Within the first week
- If the breach occurred at a firm with whom you do business, be sure to follow the legitimate directions provided by that firm. If it offers credit protection services, sign-up for the service.
- Report the crime to your local police, even though the incident may cross multiple jurisdictions. Your local police will file a formal report and may be able to refer you to additional resources and agencies that can help.
- Report your stolen money and/or identity to one of the three main credit bureaus. Provide the credit bureau with your police report number and ask them to place a fraud alert on your account to prevent additional fraudulent activity. Once the fraud alert is activated, the two other credit bureaus will receive automatic notification and the fraud alert on your credit report will be in place for seven years with all three credit bureaus. (Without your police report number, the alert will only be in place for 90 days.)
- Put a freeze on your credit report with each of the main credit bureaus to prevent the unauthorized opening of accounts. Executing a freeze with one credit bureau will NOT automatically update the others. You can easily unfreeze your credit report when needed. Contact the credit bureaus using this contact information for freezes.
Equifax 1-800-685-1111 https://www.freeze.equifax.com/
Experian 1-888-397-3742 https://www.experian.com/freeze/center.html
TransUnion 1-888-909-8872 www.transunion.com/securityfreeze
- Review all recent account statements for unauthorized activity and report any suspicious transactions to the business where the unauthorized or suspicious activity occurred.
- Consider what other personal information (e.g., birth date, social security number, PIN numbers, account numbers and passwords) may be at risk and alert the appropriate businesses.
- Begin collecting and saving evidence such as account statements, canceled checks, receipts, and emails that may be useful if an investigation is warranted regarding the cybercrime.
Within the next 30 days and beyond
- Carefully review statements on all accounts as soon as they arrive. Look for unauthorized activity, and report any suspicious transactions to the business where the unauthorized or suspicious activity occurred.

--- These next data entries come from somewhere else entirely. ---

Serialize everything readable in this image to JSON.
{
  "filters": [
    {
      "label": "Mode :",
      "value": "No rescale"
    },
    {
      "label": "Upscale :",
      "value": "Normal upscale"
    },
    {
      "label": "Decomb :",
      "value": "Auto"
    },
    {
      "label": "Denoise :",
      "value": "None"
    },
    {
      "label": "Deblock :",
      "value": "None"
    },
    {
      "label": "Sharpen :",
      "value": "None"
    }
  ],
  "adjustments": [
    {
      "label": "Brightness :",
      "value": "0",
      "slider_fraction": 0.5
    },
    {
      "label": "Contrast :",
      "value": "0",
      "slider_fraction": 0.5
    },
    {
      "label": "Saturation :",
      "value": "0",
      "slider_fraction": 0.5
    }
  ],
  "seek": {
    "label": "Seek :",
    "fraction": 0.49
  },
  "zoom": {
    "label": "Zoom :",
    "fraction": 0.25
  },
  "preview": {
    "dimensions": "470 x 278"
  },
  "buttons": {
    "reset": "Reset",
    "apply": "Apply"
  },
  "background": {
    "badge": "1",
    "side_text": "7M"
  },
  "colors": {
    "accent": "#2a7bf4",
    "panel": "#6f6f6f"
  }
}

- Notify your friends, family, business associates, and other relevant parties in your contact list that you were hacked. Tell them to beware of emails that may have been sent to them from your account.
- Speak with your advisor regarding precautions you’ll jointly take to enhance the identity verification process when you want to execute financial transactions.

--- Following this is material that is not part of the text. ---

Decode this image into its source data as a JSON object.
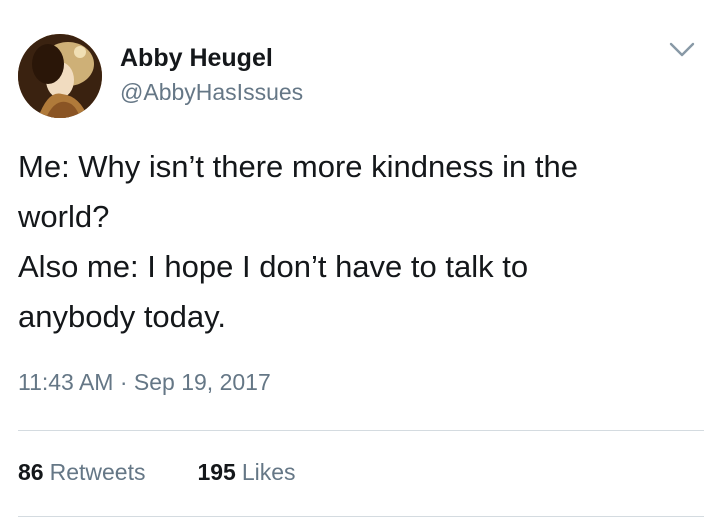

For additional protection, consider using a Schwab security token when accessing your Schwab accounts. You can order a free token through Schwab Alliance at 1-800-515-2157.
- If you’re a victim of Social Security fraud, go to www.socialsecurity.gov/ myaccount and create an online Social Security account. This will enable you to access and review your statement online and verify its accuracy.
- Request a credit report every six months to check for unauthorized activity. It will NOT affect your credit score.
Be diligent for the next year in taking precautions to avoid further security incidents.